Authentication
API key
All endpoints except GET /v1/health require authentication. Pass your API key in the X-API-Key header:
curl "https://api.moxiemetrx.com/v1/rates/live?pairs=BTCNGN" \
-H "X-API-Key: your_key"
Generate and manage keys from the moxie Dashboard.
warning
Keep your API key secret. Do not commit it to version control or expose it in client-side code. Rotate compromised keys immediately from the dashboard.
Error response
Missing or invalid key returns 401 Unauthorized:
{
"error": "unauthorized",
"message": "Invalid or missing API key.
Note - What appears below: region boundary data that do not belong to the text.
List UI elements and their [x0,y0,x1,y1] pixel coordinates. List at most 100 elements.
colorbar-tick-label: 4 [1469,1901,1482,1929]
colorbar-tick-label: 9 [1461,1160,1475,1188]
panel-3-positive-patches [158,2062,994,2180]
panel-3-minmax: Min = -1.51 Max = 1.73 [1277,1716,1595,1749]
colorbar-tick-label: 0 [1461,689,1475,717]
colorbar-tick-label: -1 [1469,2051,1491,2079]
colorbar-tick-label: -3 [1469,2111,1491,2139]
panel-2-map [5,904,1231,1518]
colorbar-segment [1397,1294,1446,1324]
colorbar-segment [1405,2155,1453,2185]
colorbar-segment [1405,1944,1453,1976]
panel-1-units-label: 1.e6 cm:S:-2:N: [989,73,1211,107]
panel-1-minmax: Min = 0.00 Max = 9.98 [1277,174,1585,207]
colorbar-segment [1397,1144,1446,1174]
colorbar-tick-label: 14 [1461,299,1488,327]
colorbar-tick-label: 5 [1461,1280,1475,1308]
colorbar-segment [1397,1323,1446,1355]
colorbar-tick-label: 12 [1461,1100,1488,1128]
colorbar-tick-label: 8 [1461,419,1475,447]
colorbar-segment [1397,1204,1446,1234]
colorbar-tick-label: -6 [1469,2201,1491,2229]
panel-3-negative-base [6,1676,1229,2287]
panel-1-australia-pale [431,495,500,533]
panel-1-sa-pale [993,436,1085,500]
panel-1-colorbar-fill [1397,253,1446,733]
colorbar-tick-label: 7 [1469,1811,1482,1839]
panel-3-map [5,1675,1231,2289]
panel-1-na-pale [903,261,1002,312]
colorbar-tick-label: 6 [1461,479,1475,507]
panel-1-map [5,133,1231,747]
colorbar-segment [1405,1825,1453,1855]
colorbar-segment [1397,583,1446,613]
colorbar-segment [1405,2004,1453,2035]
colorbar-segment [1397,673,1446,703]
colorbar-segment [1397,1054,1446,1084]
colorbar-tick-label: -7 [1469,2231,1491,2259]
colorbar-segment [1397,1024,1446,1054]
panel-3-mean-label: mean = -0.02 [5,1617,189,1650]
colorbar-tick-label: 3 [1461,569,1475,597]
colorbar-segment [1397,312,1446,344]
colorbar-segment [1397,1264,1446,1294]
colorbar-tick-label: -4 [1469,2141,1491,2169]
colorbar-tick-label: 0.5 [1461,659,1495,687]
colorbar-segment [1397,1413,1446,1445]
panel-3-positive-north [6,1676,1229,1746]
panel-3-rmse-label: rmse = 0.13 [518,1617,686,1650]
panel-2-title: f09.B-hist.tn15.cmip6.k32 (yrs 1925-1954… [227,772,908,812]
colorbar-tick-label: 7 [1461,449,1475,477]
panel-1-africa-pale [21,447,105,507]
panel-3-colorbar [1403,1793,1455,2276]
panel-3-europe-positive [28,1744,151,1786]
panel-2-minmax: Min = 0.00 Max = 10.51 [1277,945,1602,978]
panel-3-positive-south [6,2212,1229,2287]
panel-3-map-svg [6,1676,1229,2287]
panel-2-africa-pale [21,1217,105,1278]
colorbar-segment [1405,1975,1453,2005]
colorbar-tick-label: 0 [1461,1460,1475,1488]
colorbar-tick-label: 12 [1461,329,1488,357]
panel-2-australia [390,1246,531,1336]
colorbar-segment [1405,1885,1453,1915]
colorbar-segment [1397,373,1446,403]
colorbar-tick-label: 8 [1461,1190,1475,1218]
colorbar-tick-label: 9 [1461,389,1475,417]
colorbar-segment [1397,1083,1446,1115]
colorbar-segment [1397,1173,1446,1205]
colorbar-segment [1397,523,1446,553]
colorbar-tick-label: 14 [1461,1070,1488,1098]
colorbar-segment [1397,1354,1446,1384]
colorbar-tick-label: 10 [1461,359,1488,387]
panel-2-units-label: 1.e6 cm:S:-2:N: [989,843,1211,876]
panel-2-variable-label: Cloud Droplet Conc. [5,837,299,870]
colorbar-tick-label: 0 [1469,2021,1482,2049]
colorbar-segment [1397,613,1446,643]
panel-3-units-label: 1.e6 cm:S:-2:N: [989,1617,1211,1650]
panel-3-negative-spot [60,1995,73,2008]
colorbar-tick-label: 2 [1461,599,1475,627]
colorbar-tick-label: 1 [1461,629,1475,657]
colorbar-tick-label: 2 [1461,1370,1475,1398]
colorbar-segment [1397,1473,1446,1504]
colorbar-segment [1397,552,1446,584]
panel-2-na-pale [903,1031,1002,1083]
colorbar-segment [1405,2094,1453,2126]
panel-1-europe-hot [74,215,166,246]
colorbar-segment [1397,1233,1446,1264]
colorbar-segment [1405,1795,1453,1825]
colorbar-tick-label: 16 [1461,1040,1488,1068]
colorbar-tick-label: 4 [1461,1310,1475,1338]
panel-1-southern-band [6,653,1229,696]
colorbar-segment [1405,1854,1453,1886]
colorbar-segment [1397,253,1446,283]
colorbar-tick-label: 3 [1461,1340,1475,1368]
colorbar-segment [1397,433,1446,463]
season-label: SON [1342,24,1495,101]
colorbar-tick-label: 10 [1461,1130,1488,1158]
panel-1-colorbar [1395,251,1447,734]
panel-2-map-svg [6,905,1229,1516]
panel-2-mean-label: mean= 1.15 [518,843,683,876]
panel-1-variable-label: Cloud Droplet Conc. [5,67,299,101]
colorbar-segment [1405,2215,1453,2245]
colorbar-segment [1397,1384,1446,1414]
Include a valid key in the X-API-Key header.",
"status": 401
}
Rate limits
| Tier | Requests/min | Requests/month |
|---|---|---|
| Free | 10 | 5,000 |
| Builder | 30 | 25,000 |
| Professional | 100 | 100,000 |
| Enterprise | 10,000 | Unlimited |
Every response includes rate limit headers:
| Header | Description |
|---|---|
X-RateLimit-Limit | Max requests in the current window. |
X-RateLimit-Remaining | Requests remaining in the current window. |
X-RateLimit-Reset | Unix timestamp when the window resets. |
When exceeded, the API returns 429 Too Many Requests:
{
"error": "rate_limit_exceeded",
"message": "You have exceeded your rate limit. Upgrade your plan or wait until the reset window.",
"status": 429
}
Best practices
- Store keys server-side. Use environment variables or a secrets manager.
- Use a single key per environment. Separate keys for dev, staging, and production.
- Implement retry with backoff. On
429, wait untilX-RateLimit-Resetbefore retrying.